I’ve always been unhappy with the headlight performance on my 1998 M roadster. The brightness of the headlights was okay but the light coverage area was terrible. BMW has apparently designed the headlights with more concern for oncoming traffic than the Z3 driver. There is a dead space (I call it the black hole) that is just left of center. The problem is that if I was driving on a road that was turning to the left (like in the picture above) the black hole ended up being RIGHT in the middle of the lane I was trying to drive in. I’ve never been comfortable driving my car at night because of this. Even after repeated attempts to adjust the aiming of the headlights I still wasn’t comfortable with the results. Not knowing what else to do, I decided to start throwing money at the problem and see if that would fix it.

PIAA makes replacement headlight bulbs (model number 9006) that are the same wattage (51 watts) as the stock Sulvania bulbs, but claim to produce brighter, whiter light without producing additional heat. The pair of bulbs cost a hefty $70 but my frustration with the stock headlights made the purchasing decision easier to swallow. I waited until after dark and then drove the roadster to a dark road so I could take before and after pictures. Replacing the bulbs wasn’t simple, but only took about 10 minutes for each side (picture to the right was taken after upgrading only the left side). It would have been a lot easier if I had tiny hands, but the PIAA instructions repeatedly warned about not letting anything touch the bulb so it was difficult to maneuver everything in the tight space. (I’m sure working on a dark road also made it more difficult but it was necessary for this article.
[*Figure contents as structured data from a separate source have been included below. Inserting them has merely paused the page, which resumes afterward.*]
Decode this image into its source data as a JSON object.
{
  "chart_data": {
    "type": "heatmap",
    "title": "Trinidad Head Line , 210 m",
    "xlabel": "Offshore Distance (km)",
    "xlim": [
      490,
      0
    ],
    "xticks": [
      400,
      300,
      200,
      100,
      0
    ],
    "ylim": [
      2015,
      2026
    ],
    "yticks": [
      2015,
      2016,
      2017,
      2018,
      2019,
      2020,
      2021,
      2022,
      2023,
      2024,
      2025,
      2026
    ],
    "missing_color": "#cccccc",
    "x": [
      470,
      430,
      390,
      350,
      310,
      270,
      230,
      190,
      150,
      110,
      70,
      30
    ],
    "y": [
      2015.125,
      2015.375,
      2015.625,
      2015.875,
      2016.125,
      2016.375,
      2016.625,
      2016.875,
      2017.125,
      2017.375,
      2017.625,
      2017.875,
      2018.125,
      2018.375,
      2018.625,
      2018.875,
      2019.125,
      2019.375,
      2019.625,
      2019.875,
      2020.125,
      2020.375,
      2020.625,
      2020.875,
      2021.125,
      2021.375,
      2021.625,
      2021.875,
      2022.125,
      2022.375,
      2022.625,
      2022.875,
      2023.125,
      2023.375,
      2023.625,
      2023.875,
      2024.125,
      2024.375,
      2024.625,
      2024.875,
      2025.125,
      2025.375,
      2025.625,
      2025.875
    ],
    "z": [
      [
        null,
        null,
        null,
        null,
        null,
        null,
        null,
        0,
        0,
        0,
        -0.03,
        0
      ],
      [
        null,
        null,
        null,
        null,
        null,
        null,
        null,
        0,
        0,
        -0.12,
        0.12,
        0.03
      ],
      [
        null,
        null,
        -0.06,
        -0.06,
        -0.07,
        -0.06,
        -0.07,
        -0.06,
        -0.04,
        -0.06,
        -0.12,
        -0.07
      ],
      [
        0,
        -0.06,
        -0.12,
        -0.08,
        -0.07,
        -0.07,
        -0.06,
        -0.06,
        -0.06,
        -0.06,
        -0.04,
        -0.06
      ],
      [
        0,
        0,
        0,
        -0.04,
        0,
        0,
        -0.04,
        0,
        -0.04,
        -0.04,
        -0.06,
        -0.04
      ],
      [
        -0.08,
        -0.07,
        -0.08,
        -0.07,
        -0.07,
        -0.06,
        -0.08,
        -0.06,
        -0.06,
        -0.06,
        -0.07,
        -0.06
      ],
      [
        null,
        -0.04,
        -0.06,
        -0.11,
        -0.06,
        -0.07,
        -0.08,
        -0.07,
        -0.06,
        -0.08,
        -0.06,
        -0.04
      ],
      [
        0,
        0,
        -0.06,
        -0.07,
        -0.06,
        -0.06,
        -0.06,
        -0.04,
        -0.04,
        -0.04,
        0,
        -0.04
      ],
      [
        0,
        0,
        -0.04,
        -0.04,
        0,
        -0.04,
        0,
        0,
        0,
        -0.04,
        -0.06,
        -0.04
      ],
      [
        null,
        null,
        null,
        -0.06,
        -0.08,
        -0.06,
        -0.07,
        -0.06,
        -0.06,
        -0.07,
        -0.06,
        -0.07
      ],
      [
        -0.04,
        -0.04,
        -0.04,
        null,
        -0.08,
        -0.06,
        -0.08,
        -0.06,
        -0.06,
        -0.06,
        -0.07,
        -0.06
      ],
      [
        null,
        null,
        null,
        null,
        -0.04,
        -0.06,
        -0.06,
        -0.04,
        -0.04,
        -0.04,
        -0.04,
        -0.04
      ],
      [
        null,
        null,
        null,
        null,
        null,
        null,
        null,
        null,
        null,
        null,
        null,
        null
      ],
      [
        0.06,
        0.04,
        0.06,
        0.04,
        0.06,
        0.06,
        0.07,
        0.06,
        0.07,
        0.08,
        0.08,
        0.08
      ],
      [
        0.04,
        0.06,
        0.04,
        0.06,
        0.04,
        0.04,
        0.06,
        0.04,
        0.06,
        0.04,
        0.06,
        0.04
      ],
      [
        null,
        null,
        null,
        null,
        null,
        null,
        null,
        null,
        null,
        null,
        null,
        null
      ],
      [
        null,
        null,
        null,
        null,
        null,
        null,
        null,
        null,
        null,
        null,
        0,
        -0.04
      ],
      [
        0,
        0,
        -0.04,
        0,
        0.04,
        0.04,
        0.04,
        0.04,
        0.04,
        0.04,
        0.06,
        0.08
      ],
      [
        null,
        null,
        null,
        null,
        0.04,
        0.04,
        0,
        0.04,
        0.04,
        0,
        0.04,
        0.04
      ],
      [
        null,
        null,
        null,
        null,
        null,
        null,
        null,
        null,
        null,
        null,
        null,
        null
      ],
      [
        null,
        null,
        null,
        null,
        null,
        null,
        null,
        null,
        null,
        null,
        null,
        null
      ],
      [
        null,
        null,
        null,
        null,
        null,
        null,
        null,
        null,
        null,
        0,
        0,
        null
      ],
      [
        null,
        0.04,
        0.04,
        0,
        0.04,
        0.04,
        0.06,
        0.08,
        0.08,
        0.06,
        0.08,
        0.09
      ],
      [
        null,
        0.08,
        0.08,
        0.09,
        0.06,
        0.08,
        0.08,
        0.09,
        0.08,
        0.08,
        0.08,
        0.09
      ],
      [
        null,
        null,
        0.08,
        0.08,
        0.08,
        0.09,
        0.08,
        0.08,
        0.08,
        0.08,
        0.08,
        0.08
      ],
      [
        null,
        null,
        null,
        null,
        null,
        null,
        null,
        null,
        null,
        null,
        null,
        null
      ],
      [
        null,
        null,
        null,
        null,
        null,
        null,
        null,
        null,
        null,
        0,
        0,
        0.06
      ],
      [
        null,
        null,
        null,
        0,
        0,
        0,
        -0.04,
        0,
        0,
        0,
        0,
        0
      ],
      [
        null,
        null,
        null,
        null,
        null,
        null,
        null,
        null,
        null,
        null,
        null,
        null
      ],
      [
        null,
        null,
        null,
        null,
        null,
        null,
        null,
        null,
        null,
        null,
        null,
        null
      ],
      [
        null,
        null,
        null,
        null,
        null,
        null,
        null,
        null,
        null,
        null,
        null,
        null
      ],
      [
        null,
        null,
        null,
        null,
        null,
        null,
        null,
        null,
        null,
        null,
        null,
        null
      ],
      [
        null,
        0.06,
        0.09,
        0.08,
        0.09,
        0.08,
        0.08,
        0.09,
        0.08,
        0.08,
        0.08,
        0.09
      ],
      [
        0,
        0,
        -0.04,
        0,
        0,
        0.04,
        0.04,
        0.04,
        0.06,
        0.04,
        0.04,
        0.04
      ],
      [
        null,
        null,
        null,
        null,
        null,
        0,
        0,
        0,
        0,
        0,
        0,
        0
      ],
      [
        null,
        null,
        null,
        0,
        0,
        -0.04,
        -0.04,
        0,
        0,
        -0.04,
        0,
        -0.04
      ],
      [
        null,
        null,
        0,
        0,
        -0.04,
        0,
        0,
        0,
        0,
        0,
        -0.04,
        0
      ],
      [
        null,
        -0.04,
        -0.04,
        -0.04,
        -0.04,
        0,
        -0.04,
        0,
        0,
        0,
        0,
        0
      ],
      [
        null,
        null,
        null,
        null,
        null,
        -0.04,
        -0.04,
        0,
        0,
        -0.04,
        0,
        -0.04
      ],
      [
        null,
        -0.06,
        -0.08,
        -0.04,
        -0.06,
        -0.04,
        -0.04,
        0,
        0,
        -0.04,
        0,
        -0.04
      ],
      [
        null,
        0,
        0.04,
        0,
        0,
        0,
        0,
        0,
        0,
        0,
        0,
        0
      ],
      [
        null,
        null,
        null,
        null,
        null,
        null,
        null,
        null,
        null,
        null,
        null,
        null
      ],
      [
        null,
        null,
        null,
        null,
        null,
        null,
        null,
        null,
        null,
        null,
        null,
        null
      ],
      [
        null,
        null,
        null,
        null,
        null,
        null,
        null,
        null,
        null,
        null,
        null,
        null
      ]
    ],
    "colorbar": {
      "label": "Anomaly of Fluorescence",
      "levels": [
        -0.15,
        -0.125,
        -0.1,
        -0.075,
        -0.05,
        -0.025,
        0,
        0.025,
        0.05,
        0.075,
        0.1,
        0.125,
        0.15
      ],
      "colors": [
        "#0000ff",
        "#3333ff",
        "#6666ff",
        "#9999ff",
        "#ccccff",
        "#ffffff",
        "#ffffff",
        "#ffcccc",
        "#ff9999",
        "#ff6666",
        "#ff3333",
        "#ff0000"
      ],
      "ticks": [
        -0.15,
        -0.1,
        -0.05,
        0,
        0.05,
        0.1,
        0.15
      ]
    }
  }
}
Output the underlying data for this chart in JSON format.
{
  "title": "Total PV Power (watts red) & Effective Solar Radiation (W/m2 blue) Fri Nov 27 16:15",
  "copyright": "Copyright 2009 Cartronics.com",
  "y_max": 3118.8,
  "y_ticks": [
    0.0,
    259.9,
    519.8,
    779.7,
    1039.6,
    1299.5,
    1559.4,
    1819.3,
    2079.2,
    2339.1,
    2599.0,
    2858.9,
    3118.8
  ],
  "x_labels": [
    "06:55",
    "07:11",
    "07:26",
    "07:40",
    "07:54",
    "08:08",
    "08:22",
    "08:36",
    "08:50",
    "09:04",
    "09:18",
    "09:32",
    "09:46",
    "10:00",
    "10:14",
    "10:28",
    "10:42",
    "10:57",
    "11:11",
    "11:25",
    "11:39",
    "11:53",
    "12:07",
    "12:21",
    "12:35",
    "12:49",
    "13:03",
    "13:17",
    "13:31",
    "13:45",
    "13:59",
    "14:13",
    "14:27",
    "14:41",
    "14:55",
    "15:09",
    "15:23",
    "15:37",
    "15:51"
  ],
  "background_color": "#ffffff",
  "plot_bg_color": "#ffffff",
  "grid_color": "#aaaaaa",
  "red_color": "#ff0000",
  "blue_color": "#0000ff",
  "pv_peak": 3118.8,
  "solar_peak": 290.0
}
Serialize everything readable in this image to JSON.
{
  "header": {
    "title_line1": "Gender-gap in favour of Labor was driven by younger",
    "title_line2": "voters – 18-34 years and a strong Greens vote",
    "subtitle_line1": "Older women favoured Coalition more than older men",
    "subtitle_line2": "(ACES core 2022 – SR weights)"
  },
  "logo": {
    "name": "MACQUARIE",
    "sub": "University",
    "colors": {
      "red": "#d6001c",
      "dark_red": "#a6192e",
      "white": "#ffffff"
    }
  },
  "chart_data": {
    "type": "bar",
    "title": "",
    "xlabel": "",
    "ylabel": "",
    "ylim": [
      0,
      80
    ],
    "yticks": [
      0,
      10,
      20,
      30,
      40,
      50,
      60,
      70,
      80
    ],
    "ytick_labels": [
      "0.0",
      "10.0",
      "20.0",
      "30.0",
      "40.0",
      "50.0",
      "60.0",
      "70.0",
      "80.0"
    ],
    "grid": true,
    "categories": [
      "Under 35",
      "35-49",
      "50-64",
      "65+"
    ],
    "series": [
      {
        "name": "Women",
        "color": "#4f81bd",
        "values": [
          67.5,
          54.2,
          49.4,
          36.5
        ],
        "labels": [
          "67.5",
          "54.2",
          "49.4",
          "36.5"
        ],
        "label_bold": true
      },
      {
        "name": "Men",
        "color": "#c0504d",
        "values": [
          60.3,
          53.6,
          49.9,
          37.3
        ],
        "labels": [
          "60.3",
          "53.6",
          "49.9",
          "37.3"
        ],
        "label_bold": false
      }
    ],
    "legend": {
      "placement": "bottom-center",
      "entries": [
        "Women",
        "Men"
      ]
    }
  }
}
After getting both headlight bulbs replaced my first reaction was “Wow”. But then I took a longer look and went back to my before and after pictures to confirm my suspicions. I think everyone will agree that the PIAA bulbs are whiter and brighter, but if you look at the pictures closely you will notice that the PIAA bulbs don’t light up any additional area, which is what I really intended to do with this upgrade. So now I have brighter and whiter headlights, but my roadster really isn’t any safer to drive at night.

Mikky’s M Coupe Stereo

Mikky’s 99 M Coupe has a JL Audio 10W3 Subwoofer with a Precision Power 6600 amplifier built in on the top.

You can see the blaupunkt toronto with the remote control mounted on the steering wheel.